St. Nicholas Avenue between 124th Street and 125th Street. Image credit: Google Maps.

Police officers were injured when their car struck a pothole that had been repaired by the City. On September 7, 2011, at about 12:40 a.m., while on patrol, two New York City police officers sustained personal injuries when their vehicle’s tire fell into a roadway hole located in the northbound lane of Saint Nicholas Avenue between 124th Street and 125th Street. 
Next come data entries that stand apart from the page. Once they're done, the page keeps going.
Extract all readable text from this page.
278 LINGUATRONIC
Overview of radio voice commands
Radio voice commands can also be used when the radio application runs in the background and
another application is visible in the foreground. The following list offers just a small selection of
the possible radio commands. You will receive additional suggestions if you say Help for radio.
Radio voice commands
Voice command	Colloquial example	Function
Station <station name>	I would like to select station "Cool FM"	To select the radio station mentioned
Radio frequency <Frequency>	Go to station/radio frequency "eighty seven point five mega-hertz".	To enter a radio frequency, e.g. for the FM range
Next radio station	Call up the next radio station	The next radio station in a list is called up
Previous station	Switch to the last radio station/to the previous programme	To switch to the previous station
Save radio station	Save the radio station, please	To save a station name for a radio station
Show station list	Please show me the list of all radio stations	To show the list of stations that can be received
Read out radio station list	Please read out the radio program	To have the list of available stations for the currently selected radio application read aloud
Both officers sued the City. The officers alleged that their injuries was caused by a dangerous, defective and uneven roadway maintained by the City. One of the officers testified that she observed the sinkhole eleven days prior to the accident and had reported it to the Department of Transportation. DOT records indicated that a complaint of the damaged roadway had been made eleven days prior to the accident and that the area had been inspected on that day and that DOT had attempted to repair the damaged roadway.
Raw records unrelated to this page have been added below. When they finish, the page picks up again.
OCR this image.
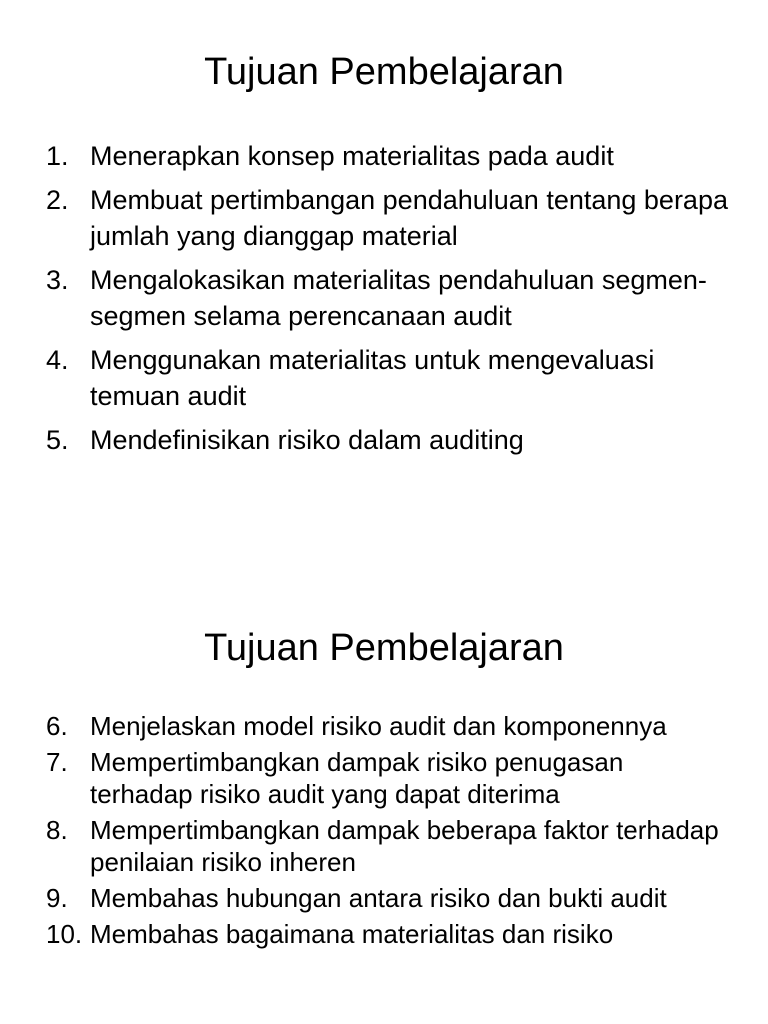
Tujuan Pembelajaran
1. Menerapkan konsep materialitas pada audit
2. Membuat pertimbangan pendahuluan tentang berapa jumlah yang dianggap material
3. Mengalokasikan materialitas pendahuluan segmen-segmen selama perencanaan audit
4. Menggunakan materialitas untuk mengevaluasi temuan audit
5. Mendefinisikan risiko dalam auditing
Tujuan Pembelajaran
6. Menjelaskan model risiko audit dan komponennya
7. Mempertimbangkan dampak risiko penugasan terhadap risiko audit yang dapat diterima
8. Mempertimbangkan dampak beberapa faktor terhadap penilaian risiko inheren
9. Membahas hubungan antara risiko dan bukti audit
10. Membahas bagaimana materialitas dan risiko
The officers alleged that no written prior notice was needed because the City had affirmatively created the defect in question through an act of negligence. An expert witness who testified for the officers stated that any attempted patch repair of the sinkhole—“without excavation, proper backfilling and tamping—would begin to fail almost immediately and manifest itself in the recurrence of the sinkhole.”
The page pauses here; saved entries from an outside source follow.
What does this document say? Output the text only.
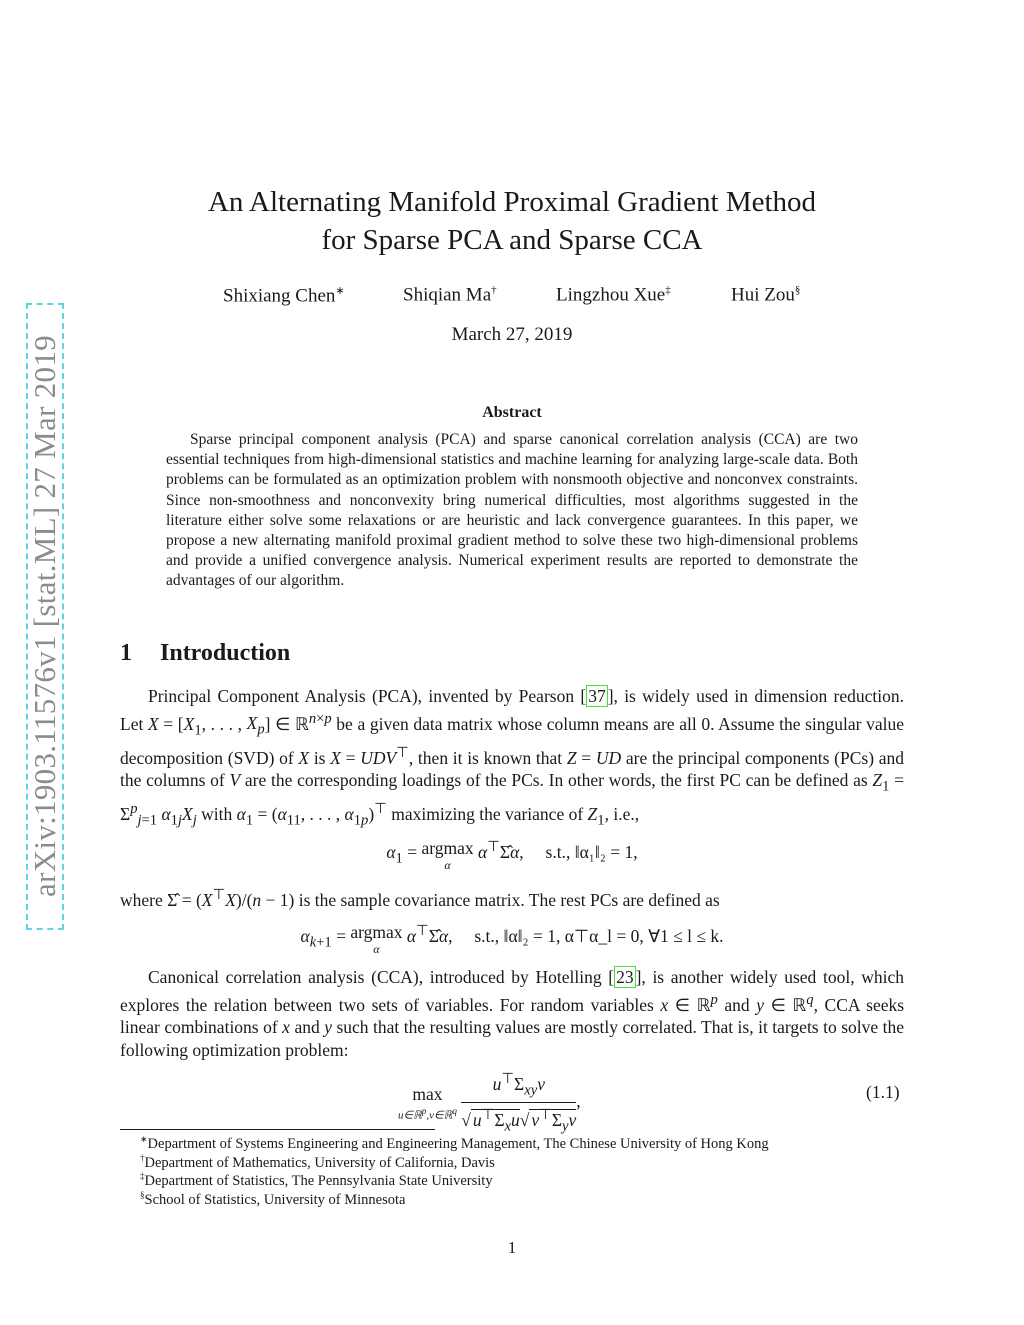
arXiv:1903.11576v1 [stat.ML] 27 Mar 2019
An Alternating Manifold Proximal Gradient Method
for Sparse PCA and Sparse CCA
Shixiang Chen∗	Shiqian Ma†	Lingzhou Xue‡	Hui Zou§
March 27, 2019
Abstract

Sparse principal component analysis (PCA) and sparse canonical correlation analysis (CCA) are two essential techniques from high-dimensional statistics and machine learning for analyzing large-scale data. Both problems can be formulated as an optimization problem with nonsmooth objective and nonconvex constraints. Since non-smoothness and nonconvexity bring numerical difficulties, most algorithms suggested in the literature either solve some relaxations or are heuristic and lack convergence guarantees. In this paper, we propose a new alternating manifold proximal gradient method to solve these two high-dimensional problems and provide a unified convergence analysis. Numerical experiment results are reported to demonstrate the advantages of our algorithm.

1 Introduction

Principal Component Analysis (PCA), invented by Pearson [ 37 ], is widely used in dimension reduction. Let $X = [X_1$, . . . , $X_p$] ∈ ℝ$^{n\times p}$ be a given data matrix whose column means are all 0. Assume the singular value decomposition (SVD) of X is X = UDV⊤, then it is known that Z = UD are the principal components (PCs) and the columns of V are the corresponding loadings of the PCs. In other words, the first PC can be defined as $Z_1 = \Sigma^p_{j=1}$ $\alpha_{1j}X_j$ with $\alpha_1 = (\alpha_{11}$, . . . , $\alpha_{1p})^⊤$ maximizing the variance of $Z_1$, i.e.,

$\alpha_1 = argmax$
α
α⊤Σ̂α,     s.t., ‖α₁‖₂ = 1,

where Σ̂ = (X⊤X)/(n − 1) is the sample covariance matrix. The rest PCs are defined as

$\alpha_{k+1} = argmax$
α
α⊤Σ̂α,     s.t., ‖α‖₂ = 1, α⊤α_l = 0, ∀1 ≤ l ≤ k.

Canonical correlation analysis (CCA), introduced by Hotelling [ 23 ], is another widely used tool, which explores the relation between two sets of variables. For random variables x ∈ ℝ$^p$ and y ∈ ℝ$^q$, CCA seeks linear combinations of x and y such that the resulting values are mostly correlated. That is, it targets to solve the following optimization problem:

max
u∈ℝ$^p$,v∈ℝ$^q$
$\frac{u^⊤\Sigma_{xy}v}{√ u^⊤\Sigma_xu√ v^⊤\Sigma_yv}$ ,	(1.1)
∗Department of Systems Engineering and Engineering Management, The Chinese University of Hong Kong
†Department of Mathematics, University of California, Davis
‡Department of Statistics, The Pennsylvania State University
§School of Statistics, University of Minnesota
1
The lower court dismissed the officer’s complaint.  The Appellate Division, First Department reversed, reinstated the complaint and ruled that the officers had sufficiently met their burden of raising triable issues of fact as to the City’s liability.

An action against the City for damages as a result of a defective or dangerous roadway may be maintained without prior notice to the City if the City itself caused the dangerous condition. The court ruled that the officers produced sufficient evidence for a trial on whether the City had affirmatively created the defect by its method of repair. The Appellate Division sent the case back for trial.

 

Bania v. City of N.Y., 157 A.D.3d 612 (1st. Dep’t. 2018).